The NFL did something that is almost unheard of in either professional sports or business in general.
They have taken a goose that was laying golden eggs and cut the goose’s throat.
People like watching sports of some kind, almost everyone has a sport that they like watching. For many, it is football.
Through the anthem kneeling and so many other things that the NFL has turned a blind eye to they have cursed themselves to people that would otherwise never dream of not watching football to swear off watching the NFL forever.
Thankfully there is still college football where they simply don’t tolerate the kind of crap that the NFL tolerates.
They’ve made too many people mad and this is trickling down to every aspect of their business.
The NFL has several revenue streams that must be in complete concert with each other for the machine to run smoothly.
Its like a runner that hurts their left leg, they will begin to put more weight on the right leg and then after a while you have two bad legs.
That being said, the NFL has a heck of a lot of chances for commercial breaks within one game.

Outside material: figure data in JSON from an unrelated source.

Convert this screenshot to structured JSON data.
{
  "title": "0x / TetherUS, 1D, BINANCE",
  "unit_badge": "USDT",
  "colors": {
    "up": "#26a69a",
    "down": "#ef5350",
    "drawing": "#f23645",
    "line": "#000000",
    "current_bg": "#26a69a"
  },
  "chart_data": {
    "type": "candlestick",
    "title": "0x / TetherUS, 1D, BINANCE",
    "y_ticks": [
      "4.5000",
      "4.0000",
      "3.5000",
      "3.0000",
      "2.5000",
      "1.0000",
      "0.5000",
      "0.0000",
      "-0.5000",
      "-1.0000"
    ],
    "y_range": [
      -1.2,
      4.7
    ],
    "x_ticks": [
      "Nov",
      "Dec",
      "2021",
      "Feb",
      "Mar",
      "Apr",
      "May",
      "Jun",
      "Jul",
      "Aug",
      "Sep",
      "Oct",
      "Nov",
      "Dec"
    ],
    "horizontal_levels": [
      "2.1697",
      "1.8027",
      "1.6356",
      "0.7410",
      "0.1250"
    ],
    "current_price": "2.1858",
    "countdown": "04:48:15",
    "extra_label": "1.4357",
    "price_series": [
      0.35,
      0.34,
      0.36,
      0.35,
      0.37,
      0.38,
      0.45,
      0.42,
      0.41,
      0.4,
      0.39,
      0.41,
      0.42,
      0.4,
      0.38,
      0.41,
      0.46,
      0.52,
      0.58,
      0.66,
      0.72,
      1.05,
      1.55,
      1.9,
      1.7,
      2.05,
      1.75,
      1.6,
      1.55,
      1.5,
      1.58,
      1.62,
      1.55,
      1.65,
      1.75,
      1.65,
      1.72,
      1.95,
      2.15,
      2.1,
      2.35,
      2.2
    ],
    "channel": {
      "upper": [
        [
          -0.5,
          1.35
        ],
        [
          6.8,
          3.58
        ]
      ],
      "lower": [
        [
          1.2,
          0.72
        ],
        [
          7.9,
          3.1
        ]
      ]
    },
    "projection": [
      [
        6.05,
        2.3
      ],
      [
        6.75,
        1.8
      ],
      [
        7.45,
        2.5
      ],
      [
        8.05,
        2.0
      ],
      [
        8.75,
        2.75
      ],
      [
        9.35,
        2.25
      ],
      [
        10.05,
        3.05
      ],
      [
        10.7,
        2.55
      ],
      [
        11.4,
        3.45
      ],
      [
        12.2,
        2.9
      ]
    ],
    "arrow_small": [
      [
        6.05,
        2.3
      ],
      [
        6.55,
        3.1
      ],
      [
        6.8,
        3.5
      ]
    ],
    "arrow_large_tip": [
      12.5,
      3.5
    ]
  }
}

If they don’t have a group that’s willing to pay them to be in one of those spots that is money that the NFL loses out on. From the way things are going lately it seems that the NFL is bleeding buckets in regards to their television revenue.
The National Football League’s 2018 ad revenue has sharply declined due to the crashing television ratings the league suffered in 2016 and 2017, according to reports.
The NFL’s TV ratings suffered a precipitous loss over the previous two seasons, with the 2016-2017 numbers down 10 percent. TV ad pricing is based on previous ratings periods, and so these declines seriously cut into the ad prices that the league could charge for the 2018 TV season.
Because of the bad numbers from last season, ad revenue fell 19 percent in the first two months of the 2018 season, Bloomberg reported.
“The effects of the lower audiences last year are spilling into this season,” said James Fennessy, chief executive officer of advertising research firm Standard Media Index.